Denver.– En Colorado, un grupo de conejos con extrañas protuberancias que parecen cuernos ha llamado la atención de residentes y curiosos. Aunque su aspecto podría recordar a una escena de película de terror de bajo presupuesto, los expertos aseguran que no hay motivo de alarma: los animales solo padecen un virus bastante común.
Se trata de conejos cola de algodón detectados recientemente en Fort Collins, infectados con el virus del papiloma de Shope. Esta enfermedad, en la mayoría de los casos inofensiva, provoca formaciones similares a verrugas que sobresalen de la cabeza de los animales, dándoles una apariencia de cuernos.
Las imágenes compartidas en redes sociales han desatado toda clase de apodos llamativos, como “conejos Frankenstein”, “conejos demonio” o “conejos zombie”. Sin embargo, este fenómeno no es nuevo: desde hace casi un siglo se estudia, e incluso se cree que dio origen a antiguas leyendas como la del jackalope, una criatura mítica de Norteamérica descrita como un conejo con astas.
El hallazgo de esta enfermedad en los conejos fue hecho en la década de 1930 por el doctor Richard E. Shope, profesor de la Universidad Rockefeller, cuyo trabajo también ayudó a comprender la relación entre ciertos virus y el cáncer, como el virus del papiloma humano vinculado al cáncer de cuello uterino.
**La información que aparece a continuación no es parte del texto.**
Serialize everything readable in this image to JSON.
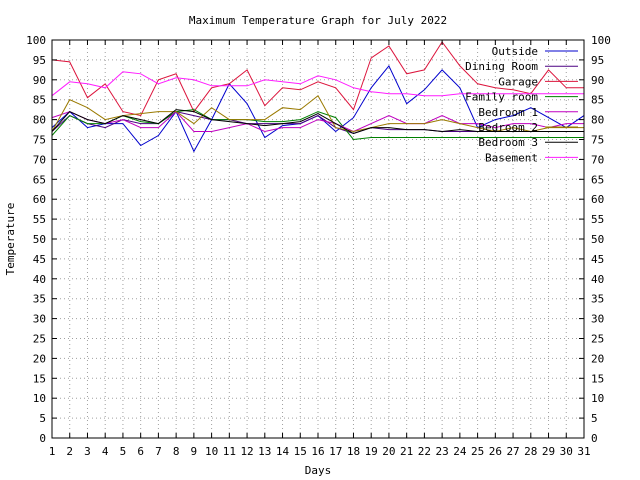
{
  "chart_data": {
    "type": "line",
    "title": "Maximum Temperature Graph for July 2022",
    "xlabel": "Days",
    "ylabel": "Temperature",
    "xlim": [
      1,
      31
    ],
    "ylim": [
      0,
      100
    ],
    "x_ticks": [
      1,
      2,
      3,
      4,
      5,
      6,
      7,
      8,
      9,
      10,
      11,
      12,
      13,
      14,
      15,
      16,
      17,
      18,
      19,
      20,
      21,
      22,
      23,
      24,
      25,
      26,
      27,
      28,
      29,
      30,
      31
    ],
    "y_ticks": [
      0,
      5,
      10,
      15,
      20,
      25,
      30,
      35,
      40,
      45,
      50,
      55,
      60,
      65,
      70,
      75,
      80,
      85,
      90,
      95,
      100
    ],
    "y_axis_mirrored_right": true,
    "grid": true,
    "legend_position": "top-right",
    "x": [
      1,
      2,
      3,
      4,
      5,
      6,
      7,
      8,
      9,
      10,
      11,
      12,
      13,
      14,
      15,
      16,
      17,
      18,
      19,
      20,
      21,
      22,
      23,
      24,
      25,
      26,
      27,
      28,
      29,
      30,
      31
    ],
    "series": [
      {
        "name": "Outside",
        "color": "#0000cd",
        "values": [
          78,
          82,
          78,
          79,
          79,
          73.5,
          76,
          82,
          72,
          80,
          89,
          84,
          75.5,
          78.5,
          79,
          81,
          77,
          80.5,
          88,
          93.5,
          84,
          87.5,
          92.5,
          88,
          78,
          80,
          81,
          83,
          80.5,
          78,
          81
        ]
      },
      {
        "name": "Dining Room",
        "color": "#4b0082",
        "values": [
          77,
          81,
          79,
          78,
          80,
          79,
          79,
          82,
          81,
          80,
          80,
          79,
          79,
          79,
          79,
          81,
          78,
          76.5,
          78,
          77.5,
          77.5,
          77.5,
          77,
          77,
          77,
          77,
          77,
          77,
          77,
          77,
          77
        ]
      },
      {
        "name": "Garage",
        "color": "#dc143c",
        "values": [
          95,
          94.5,
          85.5,
          89,
          82,
          81,
          90,
          91.5,
          82,
          88,
          89,
          92.5,
          83.5,
          88,
          87.5,
          89.5,
          88,
          82.5,
          95.5,
          98.5,
          91.5,
          92.5,
          99.5,
          93.5,
          89,
          88,
          87.5,
          86.5,
          92.5,
          88,
          88
        ]
      },
      {
        "name": "Family room",
        "color": "#008000",
        "values": [
          76,
          81,
          79,
          79,
          81,
          79.5,
          79,
          82,
          82.5,
          80,
          80,
          80,
          79.5,
          79.5,
          80,
          82,
          80.5,
          75,
          75.5,
          75.5,
          75.5,
          75.5,
          75.5,
          75.5,
          75.5,
          75.5,
          75.5,
          75.5,
          75.5,
          75.5,
          75.5
        ]
      },
      {
        "name": "Bedroom 1",
        "color": "#c000c0",
        "values": [
          80.5,
          82,
          80,
          79,
          80,
          78,
          78,
          82,
          77,
          77,
          78,
          79,
          77,
          78,
          78,
          80,
          79,
          77,
          79,
          81,
          79,
          79,
          81,
          79,
          79,
          78,
          79,
          79,
          78,
          79,
          79
        ]
      },
      {
        "name": "Bedroom 2",
        "color": "#9a7a00",
        "values": [
          77,
          85,
          83,
          80,
          81,
          81.5,
          82,
          82,
          79,
          83,
          80,
          80,
          80,
          83,
          82.5,
          86,
          78,
          77,
          78,
          79,
          79,
          79,
          80,
          79,
          78,
          77,
          78,
          77,
          78,
          78,
          78
        ]
      },
      {
        "name": "Bedroom 3",
        "color": "#000000",
        "values": [
          77,
          82,
          80,
          79,
          81,
          80,
          79,
          82.5,
          82,
          80,
          79.5,
          79,
          78.5,
          79,
          79.5,
          81.5,
          79,
          76.5,
          78,
          78,
          77.5,
          77.5,
          77,
          77.5,
          77,
          77,
          77,
          77,
          77,
          77,
          77
        ]
      },
      {
        "name": "Basement",
        "color": "#ff1cff",
        "values": [
          86,
          89.5,
          89,
          88,
          92,
          91.5,
          89,
          90.5,
          90,
          88.5,
          88.5,
          88.5,
          90,
          89.5,
          89,
          91,
          90,
          88,
          87,
          86.5,
          86.5,
          86,
          86,
          86.5,
          86.5,
          86.5,
          86.5,
          86.5,
          86.5,
          86.5,
          86.5
        ]
      }
    ]
  }
}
En las últimas semanas, vecinos de Fort Collins, a unos 105 kilómetros al norte de Denver, han reportado avistamientos y publicado fotografías de estos animales, lo que despertó la curiosidad de la comunidad.
Kara Van Hoose, vocera del Servicio de Parques y Vida Silvestre de Colorado, informó que reciben avisos con frecuencia, sobre todo en verano, cuando pulgas y garrapatas —principales transmisores del virus— están más activas. La enfermedad se contagia solo entre conejos y no representa riesgo para otras especies, incluidas personas y mascotas.
Van Hoose explicó que, aunque los crecimientos parecen cuernos, en realidad son verrugas que solo afectan gravemente a los animales si impiden que vean o se alimenten. Por lo general, el sistema inmunológico de los conejos logra eliminar la infección y las protuberancias desaparecen con el tiempo.